調査官の調査では、子どもへの面談や家庭訪問、学校訪問などが行われ、「親がきちんと子どもの世話をしているか」という点を細かくチェックされます。
子どもが適切な環境で養育されていないと証明されれば、親権を獲得したい側は手続きを有利に進められます。
一方、子どもの親権を渡したくない側は、子どもが安心して暮らせる状態にしておかなければなりません。たとえば自宅がゴミ屋敷のような状態では、「子どもが安心して暮らせる環境」とは判断してもらえないでしょう。
ただし調停での話し合いと同様に、繕ったり偽ったりするとかえって印象が悪くなります。あくまでも実態を見てもらったうえで「きちんと子どもの世話をしている」「親権者にふさわしい」と判断されるよう、日頃から環境を整えておく必要があるでしょう。
相手が親権者変更に反対しているなら弁護を依頼する
相手方が親権者変更に反対している場合、親権者変更に精通している弁護士に相談しアドバイスをもらうとよいでしょう。
弁護士に相談するメリットは以下のとおりです。
- 調停委員に親権者変更への熱意が伝わり、高く評価してもらえる
- 必要書類の準備を任せられる
- 調停委員や裁判官、調査官とのやりとりがスムーズになる
- 相手方が弁護士をつけても不利になりにくい
弁護士に依頼する=それだけ子どもとの生活を強く望んでいるととらえられるため、調停委員からよい印象を持ってもらえる可能性があります。
必要書類の準備や、調停での対応を任せられるというメリットもあります。また、相手が弁護士をつけた場合、こちら側に弁護士がいなければ不利になるおそれがありますが、早い段階で弁護士に相談していればそういった心配をせずに済むでしょう。

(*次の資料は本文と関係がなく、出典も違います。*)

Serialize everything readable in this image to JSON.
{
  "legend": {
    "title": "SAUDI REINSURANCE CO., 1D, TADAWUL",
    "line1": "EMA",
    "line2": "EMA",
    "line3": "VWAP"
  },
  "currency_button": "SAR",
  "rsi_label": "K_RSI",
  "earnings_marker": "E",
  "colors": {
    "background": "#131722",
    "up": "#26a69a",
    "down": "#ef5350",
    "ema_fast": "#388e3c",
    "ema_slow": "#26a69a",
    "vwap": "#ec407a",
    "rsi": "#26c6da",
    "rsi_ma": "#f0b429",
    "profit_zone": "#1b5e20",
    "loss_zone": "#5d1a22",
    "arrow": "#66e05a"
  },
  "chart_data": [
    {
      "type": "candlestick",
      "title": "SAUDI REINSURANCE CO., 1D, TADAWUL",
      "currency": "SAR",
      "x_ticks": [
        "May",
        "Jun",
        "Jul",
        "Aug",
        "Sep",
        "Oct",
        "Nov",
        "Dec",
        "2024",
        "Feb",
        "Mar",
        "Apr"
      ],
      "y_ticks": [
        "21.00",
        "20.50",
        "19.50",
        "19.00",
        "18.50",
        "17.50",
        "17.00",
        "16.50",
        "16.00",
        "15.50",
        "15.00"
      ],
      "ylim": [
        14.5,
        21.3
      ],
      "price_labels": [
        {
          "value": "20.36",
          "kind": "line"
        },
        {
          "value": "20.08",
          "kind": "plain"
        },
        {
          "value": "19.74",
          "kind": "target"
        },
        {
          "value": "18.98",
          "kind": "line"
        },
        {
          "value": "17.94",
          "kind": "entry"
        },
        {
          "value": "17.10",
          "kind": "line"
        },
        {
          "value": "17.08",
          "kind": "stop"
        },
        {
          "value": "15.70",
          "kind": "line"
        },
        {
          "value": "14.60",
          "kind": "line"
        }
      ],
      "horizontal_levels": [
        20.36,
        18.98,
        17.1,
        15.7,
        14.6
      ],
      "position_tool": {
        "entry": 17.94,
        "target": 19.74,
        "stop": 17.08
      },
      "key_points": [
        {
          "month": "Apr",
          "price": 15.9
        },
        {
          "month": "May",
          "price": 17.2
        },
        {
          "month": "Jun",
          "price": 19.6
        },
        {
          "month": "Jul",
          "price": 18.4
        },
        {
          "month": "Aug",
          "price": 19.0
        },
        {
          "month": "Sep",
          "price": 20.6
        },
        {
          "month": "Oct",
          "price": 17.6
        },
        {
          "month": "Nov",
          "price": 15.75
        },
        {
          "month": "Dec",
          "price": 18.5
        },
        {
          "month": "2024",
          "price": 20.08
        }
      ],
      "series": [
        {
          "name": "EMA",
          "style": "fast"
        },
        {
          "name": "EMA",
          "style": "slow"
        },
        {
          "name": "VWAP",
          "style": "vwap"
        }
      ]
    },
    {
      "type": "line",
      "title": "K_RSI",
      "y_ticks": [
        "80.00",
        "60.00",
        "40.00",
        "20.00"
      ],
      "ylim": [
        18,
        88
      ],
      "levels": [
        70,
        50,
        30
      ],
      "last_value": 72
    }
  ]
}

依頼するとなればもちろん費用がかかり、弁護士に依頼したからといって必ずしも希望どおりになるとは限りません。しかし、弁護士に依頼することでより希望に沿った結果になる可能性が高くなります。
まとめ
離婚後の親権者変更について解説しました。
離婚後の親権者変更は可能です。
ただし、親権者の変更は子どもの生活環境や人生を左右する問題であると考えられるため、離婚時に親権者を決定するときのように父母の話し合いだけでは変更できません。
親権者を変更するためには、家庭裁判所に調停または審判を申し立てなければなりません。とはいえ、申し立てをすれば必ず認められるわけではなく、親権者変更が認められやすいケースとそうでないケースがあります。
また、調停では、「調停委員や裁判官に対して真実を伝える」「調査官の調査に注意する」といった点に気をつける必要があります。
相手方が親権者変更に反対しているなら、弁護士への依頼がおすすめです。まずは無料相談を活用し、アドバイスしてもらうとよいでしょう。
弁護士に依頼することで、親権者変更にかける想いが調停委員に伝わるほか、必要書類の準備や手続きがスムーズになります。
離婚後に親権者変更に関するよくある質問
監護者の変更ができると聞いたのですが本当ですか?
本当です。
監護者の変更は、父母の合意があれば離婚前・離婚後にかかわらず家庭裁判所を通さず行えます。
合意できなければ、家庭裁判所に「監護権者変更の調停」または「審判」を申し立てます。
なお、「親権」とは、「身上監護権」と「財産管理権」をあわせたものです。
【身上監護権(監護権)とは】
子どもに対して行える以下の権利のこと。
・身分行為の代理権:子どもが身分行為を行う際の同意権・代理権
・居所指定権:子どもの済む場所を指定する権利
・懲戒権:子どもをしつける権利
・職業許可権:子どもが就こうとしている職業を許可する権利
【財産管理権とは】
子どもの財産を管理し、その財産について法律行為を子どもの代わりに行う権利のこと。
身上監護権は親権に含まれるため、親権者が監護権を持つのが基本です。
しかし、親権者と監護者を分けて設定することも可能です。この場合の親権者は法定代理人として財産管理などを行い、監護者は子どもの身の回りの世話や教育を行います。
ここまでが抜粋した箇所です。